Мокрая голова еще противней, чем обычно, влезала в узкий хула-хуп футболки и джемпера. И резал шею сзади намокший воротник. Новенькие джинсы, которые Катарина после их прогулки по полю едва достиралась от глины, два раза досыпая отбеливателя – так сильно сели, что в них она едва поместилась. Сбежала вниз, схватила уложенную еще ночью и стоявшую у двери в прихожей спортивную сумку («Вот счастье-то, – подумала, – что даже полотенце туда ночью сунула: как чувствовала, что просплю»), перекинула на сумку провисевшую на крючке все эти две недели в прихожей московскую зимнюю куртку.
И побежала вместе с Катариной к станции. То и дело проверяя ладонью борозды волос – которые, к ее изумлению, всё никак не сохли.
Скомкано прощаясь у электрички, Елена на всякий случай, как бы между делом, переспросила:
– Да, слушай, Катарина, я там у тебя сегодня какое-то другое средство для волос попробовала. Тоже «Foam» называлось. В белом матовом флакончике. Это ничего?
Катарина хитро поджала губки и внушительно заиграла птичками на лбу:
– А ты меня спросить не могла? Это же пенка не для волос, а для ванны! Детская, без запаха только.
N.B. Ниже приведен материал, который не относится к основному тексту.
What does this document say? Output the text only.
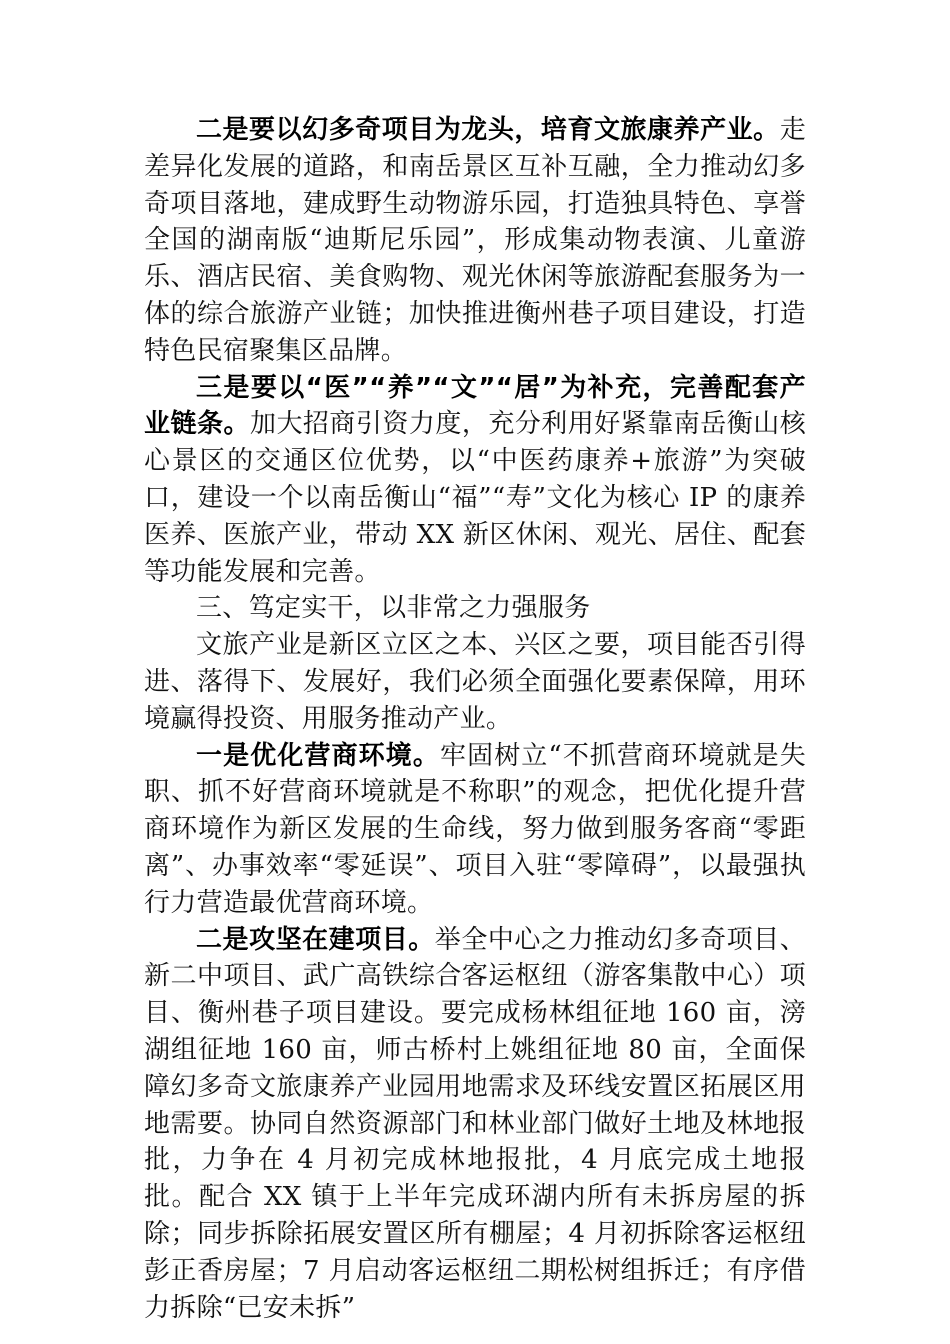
二是要以幻多奇项目为龙头，培育文旅康养产业。走差异化发展的道路，和南岳景区互补互融，全力推动幻多奇项目落地，建成野生动物游乐园，打造独具特色、享誉全国的湖南版“迪斯尼乐园”，形成集动物表演、儿童游乐、酒店民宿、美食购物、观光休闲等旅游配套服务为一体的综合旅游产业链；加快推进衡州巷子项目建设，打造特色民宿聚集区品牌。

三是要以“医”“养”“文”“居”为补充，完善配套产业链条。加大招商引资力度，充分利用好紧靠南岳衡山核心景区的交通区位优势，以“中医药康养+旅游”为突破口，建设一个以南岳衡山“福”“寿”文化为核心 IP 的康养医养、医旅产业，带动 XX 新区休闲、观光、居住、配套等功能发展和完善。

三、笃定实干，以非常之力强服务

文旅产业是新区立区之本、兴区之要，项目能否引得进、落得下、发展好，我们必须全面强化要素保障，用环境赢得投资、用服务推动产业。

一是优化营商环境。牢固树立“不抓营商环境就是失职、抓不好营商环境就是不称职”的观念，把优化提升营商环境作为新区发展的生命线，努力做到服务客商“零距离”、办事效率“零延误”、项目入驻“零障碍”，以最强执行力营造最优营商环境。

二是攻坚在建项目。举全中心之力推动幻多奇项目、新二中项目、武广高铁综合客运枢纽（游客集散中心）项目、衡州巷子项目建设。要完成杨林组征地 160 亩，滂湖组征地 160 亩，师古桥村上姚组征地 80 亩，全面保障幻多奇文旅康养产业园用地需求及环线安置区拓展区用地需要。协同自然资源部门和林业部门做好土地及林地报批，力争在 4 月初完成林地报批，4 月底完成土地报批。配合 XX 镇于上半年完成环湖内所有未拆房屋的拆除；同步拆除拓展安置区所有棚屋；4 月初拆除客运枢纽彭正香房屋；7 月启动客运枢纽二期松树组拆迁；有序借力拆除“已安未拆”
В Мюнхене, на вокзале, стоя уже в самом начале перрона рядом со своим поездом, Елена вновь смотрела на светящиеся лавочки и киоски с бубликами – и на выкреста-голубя, деловито разгуливающего у ее ног, который, казалось, был перевязан темно-фиолетовым бантом по сизым крыльям крест-накрест так туго – что Елена даже удивилась, когда он легко распахнул оперенье, снялся с перрона и, подобрав чистенькие розовые шасси, взмыл в залитые светом горние полости, довольно уродливого, впрочем, угловатого вокзала. Из ближайшего вокзального кафе оскорбительно несло жареным беконом.